Justen Waterhouse graduated from UW with a BFA in Painting and Drawing. Each spring the University of Washington hosts a graduate show for the School of Art. Work by BA and BFA majors are featured in the annual exhibit, and Waterhouse’s work was shown in April.
Lindman has been an instructor at Bellevue College for 21 years. He said the best thing about his job is interacting with people who are taking art classes, whether they’re taking them for fun or are planning to enter the field professional. “Both are extremely rewarding to be around,” he said.
As Lindman was thinking about his history with art, he referred to an employment interest test that he took in school. His results claimed that he would make a good forest ranger or nurse, neither of which he became. However, he does like helping people as a nurse does, and he loves nature as a forest ranger does. But he feels most at home with painting, so that’s what he has focused on.

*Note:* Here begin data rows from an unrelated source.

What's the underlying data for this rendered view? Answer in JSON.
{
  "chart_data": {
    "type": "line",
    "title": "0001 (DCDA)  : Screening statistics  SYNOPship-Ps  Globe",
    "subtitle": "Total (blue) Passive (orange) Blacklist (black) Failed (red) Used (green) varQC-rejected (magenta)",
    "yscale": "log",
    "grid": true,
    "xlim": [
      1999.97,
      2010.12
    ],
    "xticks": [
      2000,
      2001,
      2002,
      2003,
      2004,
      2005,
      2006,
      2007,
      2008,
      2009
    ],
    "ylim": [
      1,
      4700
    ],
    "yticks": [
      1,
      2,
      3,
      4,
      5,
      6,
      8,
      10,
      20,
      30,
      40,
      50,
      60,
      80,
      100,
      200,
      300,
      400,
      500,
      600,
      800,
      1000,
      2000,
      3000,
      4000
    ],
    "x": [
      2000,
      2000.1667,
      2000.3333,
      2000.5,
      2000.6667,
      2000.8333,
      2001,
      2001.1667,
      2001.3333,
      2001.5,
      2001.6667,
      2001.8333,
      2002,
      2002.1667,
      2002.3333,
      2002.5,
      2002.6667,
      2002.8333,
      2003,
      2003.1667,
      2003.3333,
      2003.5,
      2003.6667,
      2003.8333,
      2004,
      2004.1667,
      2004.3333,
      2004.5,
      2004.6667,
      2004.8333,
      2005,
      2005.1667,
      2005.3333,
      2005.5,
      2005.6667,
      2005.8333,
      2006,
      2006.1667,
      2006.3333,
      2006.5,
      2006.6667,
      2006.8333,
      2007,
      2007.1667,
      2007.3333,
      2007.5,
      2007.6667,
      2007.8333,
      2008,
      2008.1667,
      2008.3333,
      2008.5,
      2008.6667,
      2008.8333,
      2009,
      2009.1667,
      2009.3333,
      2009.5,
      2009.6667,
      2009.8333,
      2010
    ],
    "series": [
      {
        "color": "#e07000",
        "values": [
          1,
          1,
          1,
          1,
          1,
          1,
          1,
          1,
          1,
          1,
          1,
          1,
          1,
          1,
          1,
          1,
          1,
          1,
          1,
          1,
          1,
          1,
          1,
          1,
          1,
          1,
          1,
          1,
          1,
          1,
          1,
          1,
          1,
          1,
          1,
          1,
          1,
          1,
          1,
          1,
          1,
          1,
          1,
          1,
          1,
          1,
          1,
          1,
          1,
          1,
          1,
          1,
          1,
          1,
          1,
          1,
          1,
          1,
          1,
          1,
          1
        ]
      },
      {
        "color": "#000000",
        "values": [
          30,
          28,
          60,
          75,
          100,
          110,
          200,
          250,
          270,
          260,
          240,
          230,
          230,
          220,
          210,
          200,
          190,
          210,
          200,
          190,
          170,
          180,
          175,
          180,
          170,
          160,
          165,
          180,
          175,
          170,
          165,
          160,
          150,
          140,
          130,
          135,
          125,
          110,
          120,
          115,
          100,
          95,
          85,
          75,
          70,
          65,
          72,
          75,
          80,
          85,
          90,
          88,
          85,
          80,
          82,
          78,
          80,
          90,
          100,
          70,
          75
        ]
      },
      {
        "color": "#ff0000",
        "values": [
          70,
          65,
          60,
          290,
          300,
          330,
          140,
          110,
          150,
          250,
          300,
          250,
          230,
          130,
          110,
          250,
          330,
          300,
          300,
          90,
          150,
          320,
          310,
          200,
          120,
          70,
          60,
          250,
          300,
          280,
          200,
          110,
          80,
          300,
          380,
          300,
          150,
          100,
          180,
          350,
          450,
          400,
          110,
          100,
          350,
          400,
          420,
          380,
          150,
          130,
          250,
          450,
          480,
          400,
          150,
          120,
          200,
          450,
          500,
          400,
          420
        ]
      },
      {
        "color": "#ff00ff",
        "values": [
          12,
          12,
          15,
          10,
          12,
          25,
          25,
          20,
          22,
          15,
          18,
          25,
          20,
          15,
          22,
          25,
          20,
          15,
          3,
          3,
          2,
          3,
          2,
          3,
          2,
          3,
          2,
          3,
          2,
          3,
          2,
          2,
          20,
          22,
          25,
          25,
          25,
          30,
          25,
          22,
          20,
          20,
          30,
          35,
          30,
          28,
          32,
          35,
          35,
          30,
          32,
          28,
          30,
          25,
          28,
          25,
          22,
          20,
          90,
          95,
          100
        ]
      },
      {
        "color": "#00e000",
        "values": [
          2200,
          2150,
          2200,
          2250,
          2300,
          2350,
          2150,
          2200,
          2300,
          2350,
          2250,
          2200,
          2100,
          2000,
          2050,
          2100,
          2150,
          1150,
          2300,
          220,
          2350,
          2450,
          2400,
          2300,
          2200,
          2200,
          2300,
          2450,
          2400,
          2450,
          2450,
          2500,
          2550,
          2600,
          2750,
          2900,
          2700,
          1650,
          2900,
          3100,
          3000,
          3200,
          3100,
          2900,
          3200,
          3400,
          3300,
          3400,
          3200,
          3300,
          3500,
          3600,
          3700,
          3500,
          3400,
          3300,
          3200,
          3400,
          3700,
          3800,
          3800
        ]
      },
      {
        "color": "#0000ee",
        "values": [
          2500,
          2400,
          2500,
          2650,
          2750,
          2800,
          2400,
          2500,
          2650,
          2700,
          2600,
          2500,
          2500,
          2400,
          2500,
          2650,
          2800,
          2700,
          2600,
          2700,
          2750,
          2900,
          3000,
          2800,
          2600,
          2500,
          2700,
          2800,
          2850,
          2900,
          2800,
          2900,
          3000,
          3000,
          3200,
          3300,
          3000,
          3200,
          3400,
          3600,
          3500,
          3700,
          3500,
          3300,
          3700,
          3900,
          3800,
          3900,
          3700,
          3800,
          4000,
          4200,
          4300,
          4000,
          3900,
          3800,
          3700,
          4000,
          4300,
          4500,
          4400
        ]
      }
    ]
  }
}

Over the years, Lindman has seen a number of his students go on to be successful artists— to whatever degree they measure their own success — and said, “I think Justen is going to be one of those. She is already successful in what she does,” Lindman said, considering the featured work she has displayed and her passion and drive for art. But as a recent graduate, she does identify to an extent with the starving artists often mentioned within and outside of the art scene. She’s looking now for ways to navigate within the field towards careers that support her financially.
“The path to being an artist is extremely long and difficult, and I’m only now just finding that out for myself,” Waterhouse said.
“I don’t think that anybody really knows why they are driven to make art when they start doing it. They feel like they have it, and that’s probably a good thing because that’s what keeps you going. By this point in my life, I like doing it because it’s so much a part of who I am, and it makes me feel connected and real.
After having graduated and had her student work featured at BC and UW, Waterhouse looks at this with totally different eyes. “I can just see the cracks and the seams.”
As a recent graduate, her top priority is to support herself financially. “The hardest thing for an art student coming out of any university is simply to survive.”
I had a very steep learning curve after I graduated,” Waterhouse said. She said she was thankful to be lucky enough that the gallery director at UW, Jacob Lawrence to allowed her to stick around after graduating to work and volunteer at the gallery.
Considering the great lack in revenue-creating opportunities for new artists, Waterhouse said she is now “trying to pursue a career in the arts in terms of aligning myself more to arts organizations and institutions.”
“When you go into art school, I think there’s some unspoken expectation that students will just come out being producers of art,” she said. “I rarely found instructors who teach me about the people who facilitate art, who fund art, who curate art, who negotiate art — and that’s a big part of the art economy.”